Nigeria’s infamous Same-Sex Prohibition Act (SSMPA) is in its 7th year. The pesky law – ridiculous in its intent and deeply flawed in its content, by its blanket grey application could be hostile to a gathering like this. All it would take is an overzealous officer of the law’s discretion. Ace expressed this concern as we rejoined the gathering.

COVID-19 protocol requires that public gatherings not exceed 50 people in a space, and they need to be masked. Our space of 30+ people is thus full of happy masquerades. You can see the peace in all our eyes.

“This is the first year I really leaned into being in queer spaces without fear,” Ace said. Two of his friends are among the 57 men rounded up at a birthday party in Egbeda, Lagos State. Charged with organising a ‘gay initiation’ event, a preposterous charge to be sure but it cost them jobs and peace of mind and forced them through a sham trial that took years from their lives they could never recover.

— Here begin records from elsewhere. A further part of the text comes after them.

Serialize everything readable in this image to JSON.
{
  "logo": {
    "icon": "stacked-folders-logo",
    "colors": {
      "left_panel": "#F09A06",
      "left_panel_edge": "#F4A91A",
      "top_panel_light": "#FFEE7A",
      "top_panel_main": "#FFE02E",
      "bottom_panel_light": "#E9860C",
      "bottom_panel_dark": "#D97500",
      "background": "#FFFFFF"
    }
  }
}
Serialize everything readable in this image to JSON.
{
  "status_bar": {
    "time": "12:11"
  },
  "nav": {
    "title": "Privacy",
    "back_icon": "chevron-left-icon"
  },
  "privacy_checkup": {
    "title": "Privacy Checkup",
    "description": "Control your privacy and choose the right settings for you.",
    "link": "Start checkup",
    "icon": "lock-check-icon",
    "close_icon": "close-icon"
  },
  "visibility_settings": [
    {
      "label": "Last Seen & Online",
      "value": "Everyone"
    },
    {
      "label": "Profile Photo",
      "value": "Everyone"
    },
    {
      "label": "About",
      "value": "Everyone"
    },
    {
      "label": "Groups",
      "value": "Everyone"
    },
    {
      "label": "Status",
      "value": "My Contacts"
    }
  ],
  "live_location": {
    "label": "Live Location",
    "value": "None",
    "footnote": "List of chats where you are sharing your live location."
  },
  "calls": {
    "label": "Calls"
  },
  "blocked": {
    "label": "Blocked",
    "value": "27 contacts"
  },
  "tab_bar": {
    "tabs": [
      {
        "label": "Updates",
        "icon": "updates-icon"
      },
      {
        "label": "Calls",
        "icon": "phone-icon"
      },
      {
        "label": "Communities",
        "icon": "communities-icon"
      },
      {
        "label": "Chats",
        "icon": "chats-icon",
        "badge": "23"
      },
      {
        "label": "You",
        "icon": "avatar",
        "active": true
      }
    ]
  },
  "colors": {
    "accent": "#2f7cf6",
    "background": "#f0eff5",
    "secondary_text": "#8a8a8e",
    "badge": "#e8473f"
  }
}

“I have feared every day since then that that could happen to me too in spaces like this. It is unfair that even in search of safety we are afraid.”

It is why Matthew and people like them do what they do.

“[This] safe space was inspired by the exclusion of Queer people in festivities because of homophobia and bigotry,” Matthew told me as we talked about what drives the work they do, “We are not given space to own the totality of our queerness with joy especially in times when everyone should be most happy. Some of us have been disowned by our families. Some of us have our lives threatened if we go back to our homes. Some of us can’t subject our mental health to torture. Hence the need to create a space owned by us and for us.”

The holidays are a time for joy. As we reminded each other to be kind to ourselves in little and deliberate ways, I spared a thought for the thousands of queer people for whom even momentary respite like the one we are able to have – a Christmas as queer as a rainbow on a clear day, is only a distant dream.

There is much to be done until we can all know the fullness of humanity with unbridled dignity. For now, this is a good start.

We toasted, “Happy holidays!” And we mean it. Thank the Gods, we truly mean it.